Lastly, in ulcerative colitis, we are very excited by the early prescription trends in the U.S. In the second line plus setting, Rinvoq is already achieving the second highest in-place share, which is now approaching 20% in just a few months post launch. Physicians have been pleased with Rinvoq's high rates of endoscopic healing as well as the speed of onset. With over 70% of bioexperience UC patients currently on or having used TNF therapy, the second line plus opportunity for Rinvoq in UC is substantial. This strong adoption in UC among gastroenterologists is also encouraging for Rinvoq's potential in Crohn's disease as well. We are on track for U.S. and EMA regulatory decisions in the first half of 2023.

最後，在潰瘍性結腸炎方面，我們對美國的早期處方趨勢感到非常興奮。在二線加設置中，Rinvoq 已經實現了第二高的就地份額，在推出後的短短幾個月內就接近 20% .醫生對 Rinvoq 的高內窺鏡癒合率和發病速度感到滿意。超過 70% 的生物經驗 UC 患者目前正在接受或曾經使用 TNF 治療，因此 Rinvoq 在 UC 中的二線和機會是巨大的。 UC 在胃腸病學家中的廣泛採用也鼓舞了 Rinvoq 在克羅恩病中的潛力。我們有望在 2023 年上半年做出美國和 EMA 監管決定。

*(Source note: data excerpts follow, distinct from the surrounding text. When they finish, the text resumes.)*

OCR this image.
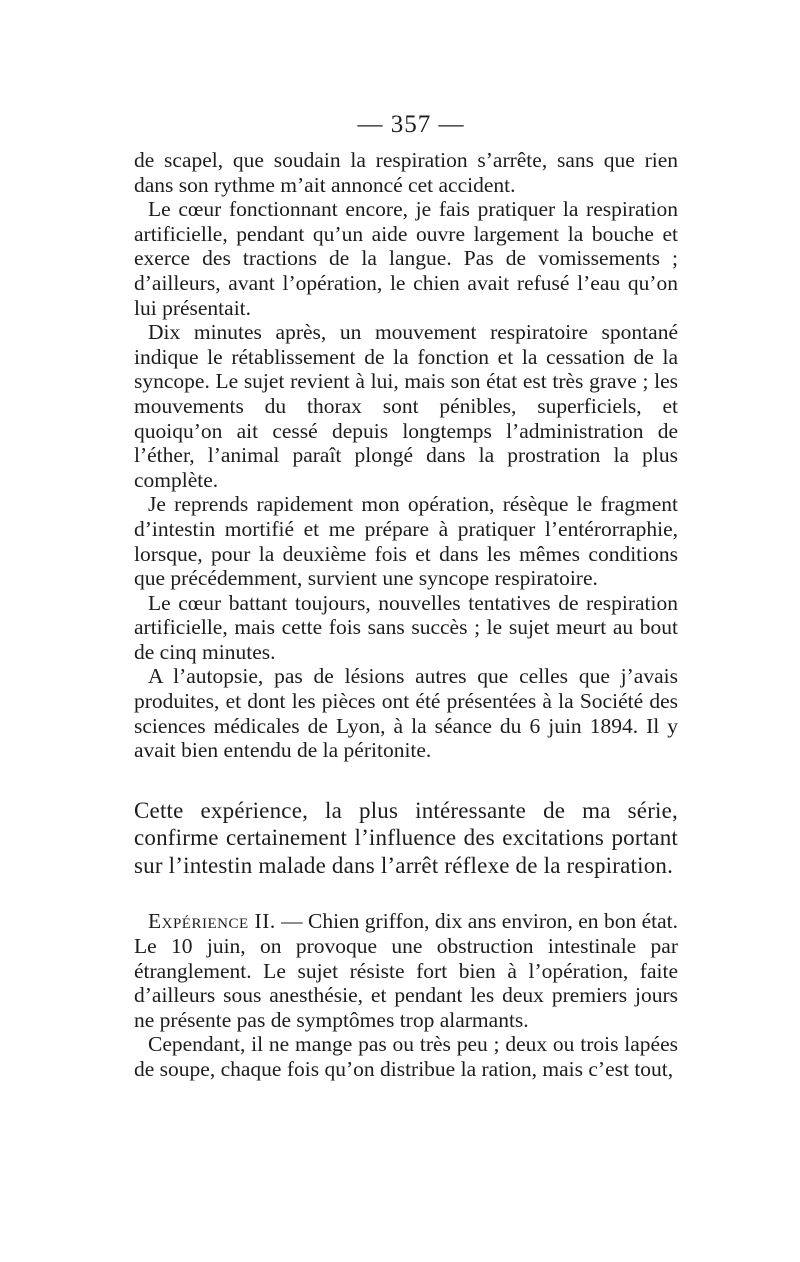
— 357 —

de scapel, que soudain la respiration s’arrête, sans que rien dans son rythme m’ait annoncé cet accident.

Le cœur fonctionnant encore, je fais pratiquer la respiration artificielle, pendant qu’un aide ouvre largement la bouche et exerce des tractions de la langue. Pas de vomissements ; d’ailleurs, avant l’opération, le chien avait refusé l’eau qu’on lui présentait.

Dix minutes après, un mouvement respiratoire spontané indique le rétablissement de la fonction et la cessation de la syncope. Le sujet revient à lui, mais son état est très grave ; les mouvements du thorax sont pénibles, superficiels, et quoiqu’on ait cessé depuis longtemps l’administration de l’éther, l’animal paraît plongé dans la prostration la plus complète.

Je reprends rapidement mon opération, résèque le fragment d’intestin mortifié et me prépare à pratiquer l’entérorraphie, lorsque, pour la deuxième fois et dans les mêmes conditions que précédemment, survient une syncope respiratoire.

Le cœur battant toujours, nouvelles tentatives de respiration artificielle, mais cette fois sans succès ; le sujet meurt au bout de cinq minutes.

A l’autopsie, pas de lésions autres que celles que j’avais produites, et dont les pièces ont été présentées à la Société des sciences médicales de Lyon, à la séance du 6 juin 1894. Il y avait bien entendu de la péritonite.

Cette expérience, la plus intéressante de ma série, confirme certainement l’influence des excitations portant sur l’intestin malade dans l’arrêt réflexe de la respiration.

Expérience II. — Chien griffon, dix ans environ, en bon état. Le 10 juin, on provoque une obstruction intestinale par étranglement. Le sujet résiste fort bien à l’opération, faite d’ailleurs sous anesthésie, et pendant les deux premiers jours ne présente pas de symptômes trop alarmants.

Cependant, il ne mange pas ou très peu ; deux ou trois lapées de soupe, chaque fois qu’on distribue la ration, mais c’est tout,
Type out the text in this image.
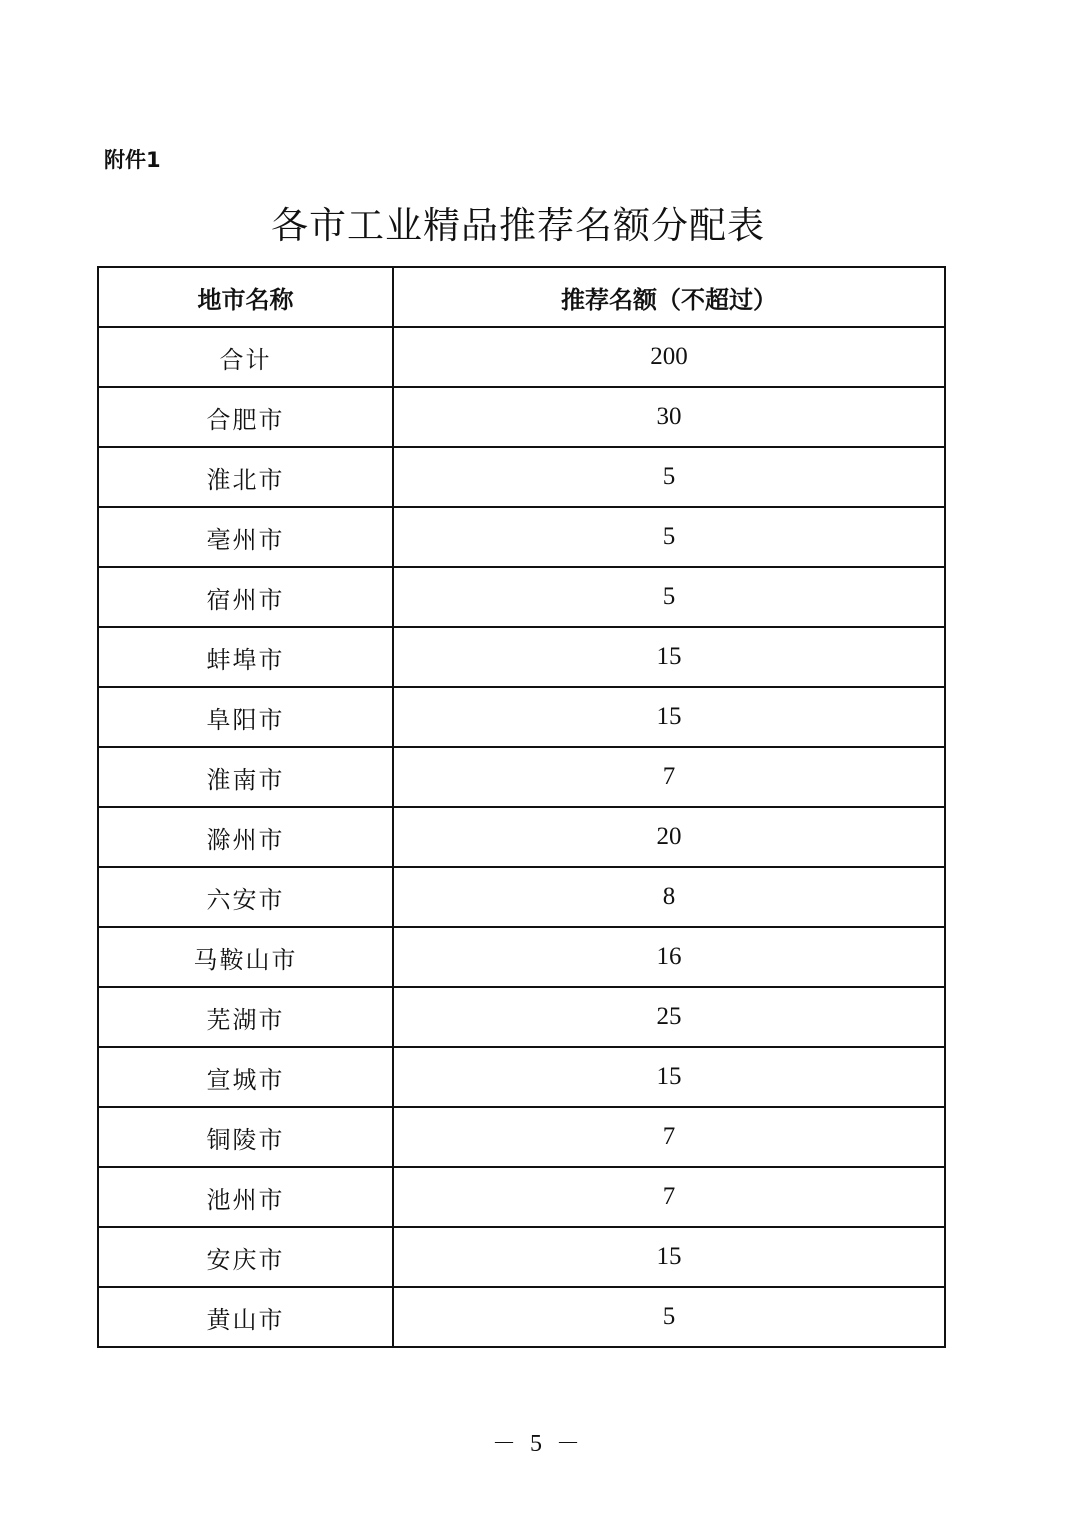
附件1
各市工业精品推荐名额分配表
地市名称	推荐名额（不超过）
合计	200
合肥市	30
淮北市	5
亳州市	5
宿州市	5
蚌埠市	15
阜阳市	15
淮南市	7
滁州市	20
六安市	8
马鞍山市	16
芜湖市	25
宣城市	15
铜陵市	7
池州市	7
安庆市	15
黄山市	5
－ 5 －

Global Humira sales were approximately $5.6 billion, up 3.9% on an operational basis with 7.4% growth in the U.S., partially offset by international performance where revenues were down 16.8% operationally due to biosimilar competition.

全球 Humira 銷售額約為 56 億美元，在運營基礎上增長 3.9%，在美國增長 7.4%，部分被國際業績所抵消，由於生物仿製藥競爭，運營收入下降 16.8%。

Turning now to Hematologic Oncology, where total revenues were $1.65 billion, down 9.9% on an operational basis. Imbruvica global revenues were approximately $1.1 billion, down 17.4%. The U.S. performance continues to be impacted by an incrementally challenging CLL market, with new patient starts down approximately 20% relative to pre-COVID levels.

現在轉向血液腫瘤學，其總收入為 16.5 億美元，在運營基礎上下降 9.9%。 Imbruvica 的全球收入約為 11 億美元，下降 17.4%。美國的表現繼續受到日益具有挑戰性的 CLL 市場的影響，新患者的入院率相對於 COVID 之前的水平下降了約 20%。

Given the U.S. CLL market has been consistently lower than our expectation in the past several quarters, we are now reducing our view of the total size of the addressable patient population for this indication going forward. We also anticipate further share erosion following the recent unfavorable change to the NCCN guideline preference for Imbruvica in CLL as well as increasing existing and new competition. These market and share dynamics are expected to have a flow-through impact on Imbruvica's 2023 performance.

鑑於美國 CLL 市場在過去幾個季度一直低於我們的預期，我們現在正在降低我們對未來這一適應症的可尋址患者群體總規模的看法。我們還預計，在最近 NCCN 指南對 CLL 中 Imbruvica 的偏好發生不利變化以及現有和新的競爭增加之後，份額會進一步下降。預計這些市場和份額動態將對 Imbruvica 2023 年的業績產生直接影響。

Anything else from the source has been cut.